В молодости моей, давно, почти сорок лет назад, я странствовал по всей России с отцом Анфимом, собирая средства на наш монастырь, и однажды остановились мы ночевать на берегу большой судоходной реки с рыбаками. Присоединился к нам красивый крестьянский парень, лет восемнадцати; ему нужно было наутро спешить назад, чтобы тянуть бечевою баржу одного купца. Заметил я, как он смотрел прямо перед собой ясными и нежными глазами.
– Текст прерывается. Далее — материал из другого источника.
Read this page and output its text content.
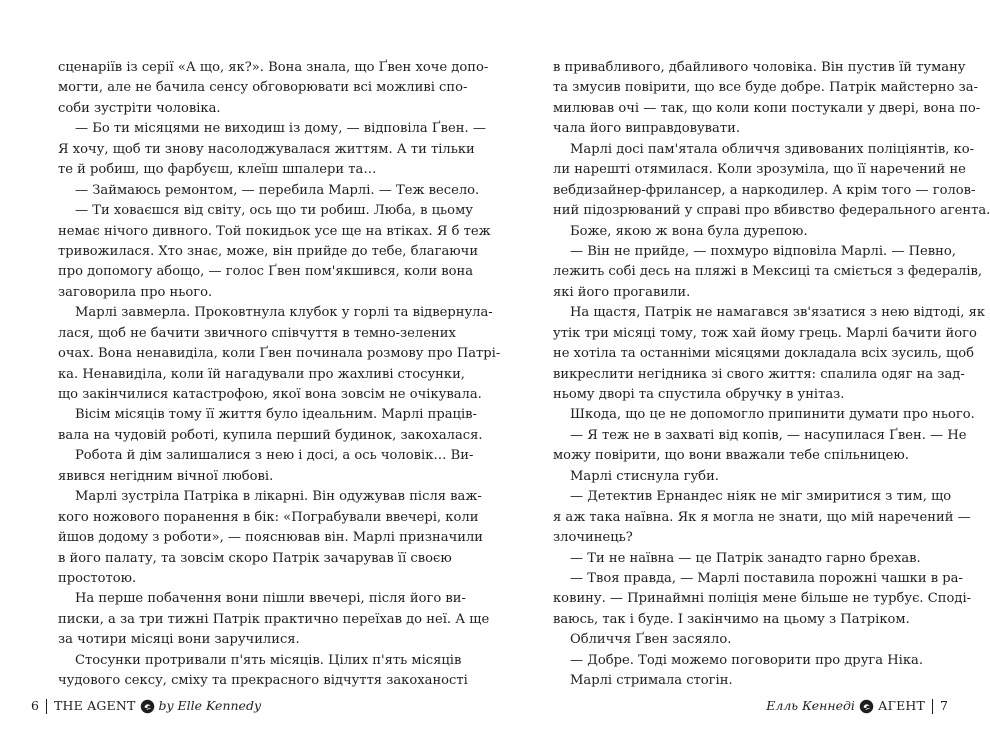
сценаріїв із серії «А що, як?». Вона знала, що Ґвен хоче допо-
могти, але не бачила сенсу обговорювати всі можливі спо-
соби зустріти чоловіка.
— Бо ти місяцями не виходиш із дому, — відповіла Ґвен. —
Я хочу, щоб ти знову насолоджувалася життям. А ти тільки
те й робиш, що фарбуєш, клеїш шпалери та…
— Займаюсь ремонтом, — перебила Марлі. — Теж весело.
— Ти ховаєшся від світу, ось що ти робиш. Люба, в цьому
немає нічого дивного. Той покидьок усе ще на втіках. Я б теж
тривожилася. Хто знає, може, він прийде до тебе, благаючи
про допомогу абощо, — голос Ґвен пом'якшився, коли вона
заговорила про нього.
Марлі завмерла. Проковтнула клубок у горлі та відвернула-
лася, щоб не бачити звичного співчуття в темно-зелених
очах. Вона ненавиділа, коли Ґвен починала розмову про Патрі-
ка. Ненавиділа, коли їй нагадували про жахливі стосунки,
що закінчилися катастрофою, якої вона зовсім не очікувала.
Вісім місяців тому її життя було ідеальним. Марлі праців-
вала на чудовій роботі, купила перший будинок, закохалася.
Робота й дім залишалися з нею і досі, а ось чоловік… Ви-
явився негідним вічної любові.
Марлі зустріла Патріка в лікарні. Він одужував після важ-
кого ножового поранення в бік: «Пограбували ввечері, коли
йшов додому з роботи», — пояснював він. Марлі призначили
в його палату, та зовсім скоро Патрік зачарував її своєю
простотою.
На перше побачення вони пішли ввечері, після його ви-
писки, а за три тижні Патрік практично переїхав до неї. А ще
за чотири місяці вони заручилися.
Стосунки протривали п'ять місяців. Цілих п'ять місяців
чудового сексу, сміху та прекрасного відчуття закоханості
в привабливого, дбайливого чоловіка. Він пустив їй туману
та змусив повірити, що все буде добре. Патрік майстерно за-
милював очі — так, що коли копи постукали у двері, вона по-
чала його виправдовувати.
Марлі досі пам'ятала обличчя здивованих поліціянтів, ко-
ли нарешті отямилася. Коли зрозуміла, що її наречений не
вебдизайнер-фрилансер, а наркодилер. А крім того — голов-
ний підозрюваний у справі про вбивство федерального агента.
Боже, якою ж вона була дурепою.
— Він не прийде, — похмуро відповіла Марлі. — Певно,
лежить собі десь на пляжі в Мексиці та сміється з федералів,
які його прогавили.
На щастя, Патрік не намагався зв'язатися з нею відтоді, як
утік три місяці тому, тож хай йому грець. Марлі бачити його
не хотіла та останніми місяцями докладала всіх зусиль, щоб
викреслити негідника зі свого життя: спалила одяг на зад-
ньому дворі та спустила обручку в унітаз.
Шкода, що це не допомогло припинити думати про нього.
— Я теж не в захваті від копів, — насупилася Ґвен. — Не
можу повірити, що вони вважали тебе спільницею.
Марлі стиснула губи.
— Детектив Ернандес ніяк не міг змиритися з тим, що
я аж така наївна. Як я могла не знати, що мій наречений —
злочинець?
— Ти не наївна — це Патрік занадто гарно брехав.
— Твоя правда, — Марлі поставила порожні чашки в ра-
ковину. — Принаймні поліція мене більше не турбує. Споді-
ваюсь, так і буде. І закінчимо на цьому з Патріком.
Обличчя Ґвен засяяло.
— Добре. Тоді можемо поговорити про друга Ніка.
Марлі стримала стогін.
6 THE AGENT by Elle Kennedy	Елль Кеннеді АГЕНТ 7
Была светлая, тёплая, тихая июльская ночь; от широкой реки поднимался свежий туман; слышно было, как плескалась рыба; птицы затихли; всё было тихо и прекрасно, всё молилось Богу. Только мы двое не спали, парень и я, и говорили о красоте этого мира Божия и о великой тайне его. Каждая былинка, каждое насекомое, муравей, золотая пчёлка — все так чудно знают свою дорогу, не имея ума, свидетельствуют о тайне Божией и непрестанно совершают её сами. Я видел, что сердце милого парня растрогано. Он рассказал мне, что любит лес и лесных птиц. Он был птицелов, знал голос каждой птицы, умел подманивать каждую. «Я ничего лучше не знаю, как быть в лесу, — сказал он, — а впрочем, всё хорошо».
— Истинно, — ответил я ему, — всё хорошо и прекрасно, потому что всё истина. Посмотри, — сказал я, — на лошадь, великое животное, такое близкое человеку; или на смиренного, задумчивого вола, который кормит его и работает на него; посмотри на их лица: какая кротость, какая преданность человеку, который часто бьёт их безжалостно. Какая нежность, какое доверие и какая красота! Умилительно знать, что на них нет греха, ибо всё, всё, кроме человека, безгрешно, и Христос был с ними прежде нас.
— Да разве, — спросил парень, — и с ними Христос?
— Как же может быть иначе, — сказал я, — ибо Слово для всех. Всё создание и все твари, каждый листик стремится к Слову, поёт славу Богу, плачет ко Христу, бессознательно совершая это тайной своей безгрешной жизни. Вон там, — сказал я, — в лесу бродит страшный медведь, свирепый and грозный, и всё же безвинный в этом. И рассказал я ему, как раз пришёл медведь к одному великому святому, укрывшемуся в крошечной келье в лесу. И пожалел его великий святой, подошёл к нему без страха и дал ему кусок хлеба. «Ступай, — сказал, — Христос с тобою», — и отошёл свирепый зверь кротко и послушно, не сделав вреда. И парень был восхищён, что медведь отошел, не обидев святого, и что и с ним Христос. «Ах, — сказал он, — как это хорошо, как хорошо и прекрасно всё дело Божие!» Сидел он, задумавшись тихо и сладостно. Я видел, что он понял. И заснул он подле меня лёгким и безгрешным сном. Да благословит Бог юность! И я молился о нём, ложась спать. Господи, пошли мир и свет людям Твоим!